2 Nephi

Everthing must have an opposite, because all existence is dependent on opposition. In minds like ours that are shaped by language and draw lines between things in order to distinguish and understand them, we would never comprehend right without wrong, or good without bad—and we would never see that the opposite of misery is holiness. Without opposites, everything would be just one big ball of being, and our brains wouldn't be able to sort through it. There would be no real life in this reality, no real consciousness, and no real joy. Things would be created, but to no end. They would exist, but would not truly be. And we would never have access to God's power and justice and mercy, we could never see who He is and what we are, we could never become like Him.

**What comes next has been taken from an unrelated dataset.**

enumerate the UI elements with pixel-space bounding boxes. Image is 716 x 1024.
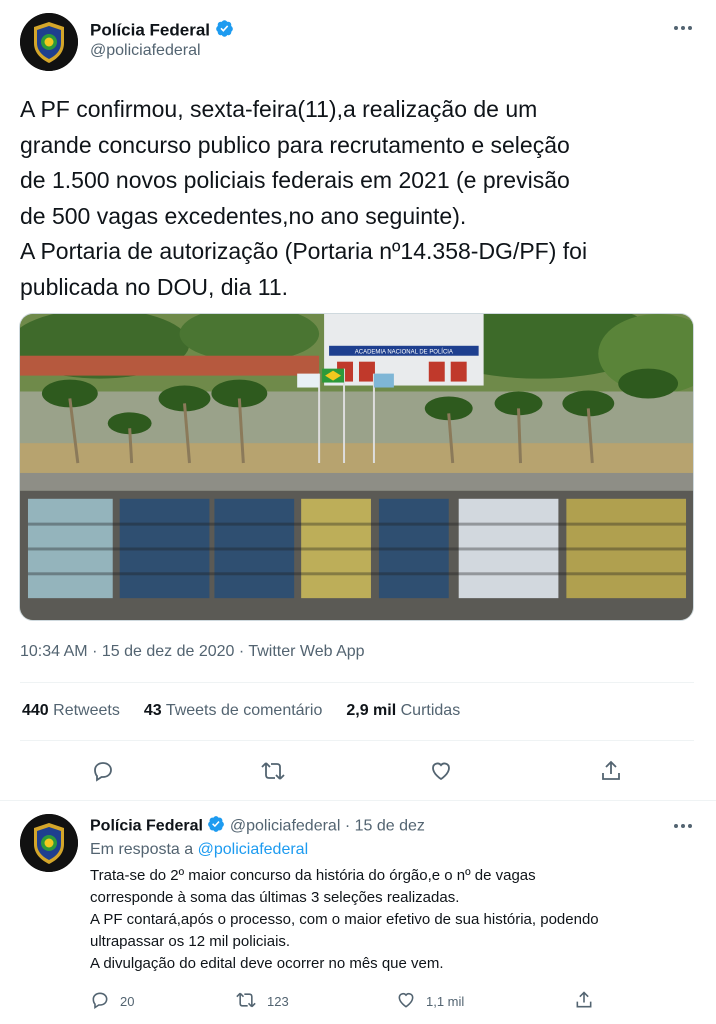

So, because everything needs an opposite, we needed a law—because there had to be sin so there could be obedience and righteousness. We had to be able to see the two things to know that holiness is happiness. Without law and pain and disobedience and punishment, we would never pick up on the natural connections—our brains would not allow us to learn that joy comes through goodness. We would never learn God—which would mean that we would never learn ourselves, and we would never learn the world, because all of these things are intertwined, all of creation sings and breathes together. Without one, none are.

This is what the Eden story is about. It's about the creation of opposites, of the necessity of choosing—and, if there is a choice, then there must be choices, and if it is to be a true choice, both choices must have real things to offer. So God gave Adam and Eve Eden and the Tree of Life, which was safe and beautiful, but which could not be understood in and of itself; and He gave them the Tree of Good and Evil, which is to say good and evil and everything that exists between the two. There was Eden, and then there was experience.

There's a snake in this story, and I think the snake is a fallen angel who has made it his purpose to tempt humanity. He wanted misery the way God wanted joy—and both were contained in the forbidden fruit. So he told Eve the truth: that eating the forbidden fruit would make her more like God, would open her eyes to what the world was. (He didn't tell her that it would lead to heartache and misery, that she would watch her son murder her son, that generations of her posterity would take their anger about her choice out on her daughters. He didn't tell her that, but he wasn't lying when he said that choosing reality could make her like God.) Eve and Adam chose the tree of experience, and they had to leave the garden to go where the experience was. They spent their lives working hard and having kids and feeling pain—but also watching things grow and knowing they'd been a part of it and having kids and feeling joy. None of that could have happened in Eden, and it needed to happen because innocent was not the best thing they could be.

Life became a time of repentance, which is to say, change with God. God commanded Adam and Eve and all who came after that they allow their experiences to change them, and that as they changed they spoke to God and allowed Him to shape that change, allowed Him to make them more than they were. Change is what couldn't happen in the Garden, and it's what would eventually allow them to both be like God and be with God. 

Humanity fell, and that could have been the end—but God knows everything and His hand is over everything and even what seems like the most enormous of disasters will eventually work for the good of them that love God. Eve and Adam fell so that humanity could truly live, and humanity truly lives so that they can have joy.